In comparison, Edward Bulwer-Lytton in his 1830 novel, Paul Clifford, begins:
It was a dark and stormy night; the rain fell in torrents–except at occasional intervals, when it was checked by a violent gust of wind which swept up the streets (for it is in London that our scene lies), rattling along the housetops, and fiercely agitating the scanty flame of the lamps that struggled against the darkness.
To be honest, for the literature of the time, it's not too terrible. In fact, the clause, "it was a dark and stormy night" has over the centuries demonstrated a wide cultural impact. Perhaps, a little unfairly, terminating now in this annual competition. The winner/s of this year's competition can be found here.
Will we remember Auster and Chaon's first lines in two hundred years?
July 23, 2011
Best American Short Stories: Part Four
A quick post on the latest volume I digested and consumed.
The Best American Short Stories 1999:
Standout stories: Ha Jin's "In the Kindergarten," Tim Gautreaux's "The Piano Tuner," and Junot Diaz's "The Sun, the Moon, the Stars."
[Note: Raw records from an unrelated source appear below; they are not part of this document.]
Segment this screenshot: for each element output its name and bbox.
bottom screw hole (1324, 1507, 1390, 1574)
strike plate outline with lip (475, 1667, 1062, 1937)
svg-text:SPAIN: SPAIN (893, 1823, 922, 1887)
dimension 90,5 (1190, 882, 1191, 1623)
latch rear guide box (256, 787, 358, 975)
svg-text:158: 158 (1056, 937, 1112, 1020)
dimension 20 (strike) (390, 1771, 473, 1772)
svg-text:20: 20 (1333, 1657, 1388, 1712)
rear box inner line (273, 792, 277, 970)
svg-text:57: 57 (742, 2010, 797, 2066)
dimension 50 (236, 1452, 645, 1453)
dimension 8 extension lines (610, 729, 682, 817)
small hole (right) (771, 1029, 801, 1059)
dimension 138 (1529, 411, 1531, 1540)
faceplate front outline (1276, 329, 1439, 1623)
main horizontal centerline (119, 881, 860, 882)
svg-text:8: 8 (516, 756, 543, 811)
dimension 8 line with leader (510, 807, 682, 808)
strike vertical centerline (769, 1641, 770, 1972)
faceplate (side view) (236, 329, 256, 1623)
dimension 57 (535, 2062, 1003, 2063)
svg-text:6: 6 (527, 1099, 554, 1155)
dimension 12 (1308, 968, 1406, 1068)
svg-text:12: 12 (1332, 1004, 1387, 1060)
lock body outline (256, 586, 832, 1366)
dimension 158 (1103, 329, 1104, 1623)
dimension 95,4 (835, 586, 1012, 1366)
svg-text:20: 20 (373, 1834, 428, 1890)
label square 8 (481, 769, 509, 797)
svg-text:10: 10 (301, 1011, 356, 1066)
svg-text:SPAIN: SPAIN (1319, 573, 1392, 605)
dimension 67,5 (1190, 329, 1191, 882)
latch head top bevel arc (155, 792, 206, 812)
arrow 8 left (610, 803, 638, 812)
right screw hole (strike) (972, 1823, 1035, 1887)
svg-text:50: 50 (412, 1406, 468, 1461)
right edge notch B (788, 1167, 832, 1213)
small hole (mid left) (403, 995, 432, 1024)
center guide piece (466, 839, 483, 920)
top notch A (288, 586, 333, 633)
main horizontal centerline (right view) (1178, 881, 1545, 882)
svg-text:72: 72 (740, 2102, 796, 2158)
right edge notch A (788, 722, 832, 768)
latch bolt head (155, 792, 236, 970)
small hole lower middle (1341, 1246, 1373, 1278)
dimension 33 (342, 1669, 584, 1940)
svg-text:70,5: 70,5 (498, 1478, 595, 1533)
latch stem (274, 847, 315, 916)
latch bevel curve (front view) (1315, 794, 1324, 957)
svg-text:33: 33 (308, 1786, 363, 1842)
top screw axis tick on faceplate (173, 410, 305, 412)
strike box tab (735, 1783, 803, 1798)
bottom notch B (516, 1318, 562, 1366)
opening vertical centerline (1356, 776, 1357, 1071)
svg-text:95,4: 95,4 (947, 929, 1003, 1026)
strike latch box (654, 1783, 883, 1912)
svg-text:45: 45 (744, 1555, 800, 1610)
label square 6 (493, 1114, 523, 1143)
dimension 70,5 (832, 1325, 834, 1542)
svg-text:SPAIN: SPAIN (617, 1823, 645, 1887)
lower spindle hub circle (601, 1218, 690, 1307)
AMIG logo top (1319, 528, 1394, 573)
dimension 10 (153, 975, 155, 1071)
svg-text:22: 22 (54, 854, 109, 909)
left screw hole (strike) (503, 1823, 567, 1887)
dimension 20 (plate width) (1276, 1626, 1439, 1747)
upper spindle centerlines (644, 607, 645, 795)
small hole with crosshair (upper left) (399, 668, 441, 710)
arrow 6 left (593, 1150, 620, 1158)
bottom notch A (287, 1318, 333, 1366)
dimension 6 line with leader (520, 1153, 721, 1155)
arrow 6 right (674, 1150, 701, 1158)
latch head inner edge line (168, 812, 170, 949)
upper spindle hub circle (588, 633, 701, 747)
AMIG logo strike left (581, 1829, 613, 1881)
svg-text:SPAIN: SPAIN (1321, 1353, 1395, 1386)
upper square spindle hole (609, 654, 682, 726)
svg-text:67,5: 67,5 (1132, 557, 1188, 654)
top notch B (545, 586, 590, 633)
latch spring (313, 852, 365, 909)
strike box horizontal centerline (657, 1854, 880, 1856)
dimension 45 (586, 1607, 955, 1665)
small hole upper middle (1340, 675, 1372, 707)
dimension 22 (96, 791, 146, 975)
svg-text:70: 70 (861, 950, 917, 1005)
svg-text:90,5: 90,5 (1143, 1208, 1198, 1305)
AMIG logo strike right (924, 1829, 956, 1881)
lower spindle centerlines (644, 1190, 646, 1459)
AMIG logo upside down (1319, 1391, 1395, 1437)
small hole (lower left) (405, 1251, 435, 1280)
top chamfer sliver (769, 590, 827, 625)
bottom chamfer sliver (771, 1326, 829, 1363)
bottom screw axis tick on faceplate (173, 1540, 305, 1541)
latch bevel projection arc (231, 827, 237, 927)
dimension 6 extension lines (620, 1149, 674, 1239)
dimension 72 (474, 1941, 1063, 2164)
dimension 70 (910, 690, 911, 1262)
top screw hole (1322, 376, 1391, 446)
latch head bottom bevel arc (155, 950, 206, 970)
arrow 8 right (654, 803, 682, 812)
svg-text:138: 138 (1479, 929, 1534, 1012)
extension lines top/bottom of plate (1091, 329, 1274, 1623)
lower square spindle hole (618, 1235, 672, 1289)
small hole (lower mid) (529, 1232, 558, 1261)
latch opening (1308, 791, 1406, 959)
Overall, there were some strong pieces within this edition. Although, all things considered, I felt the chosen stories to be not quite to my liking, as they were in previous years. But anyway, I recently came across a useful table of data assembled by Bookfox that details the magazines and literary journals which receive the most re-printings and honorable mentions. Unsurprisingly, The New Yorker tops the list. If you check it out, you'll see some surprises.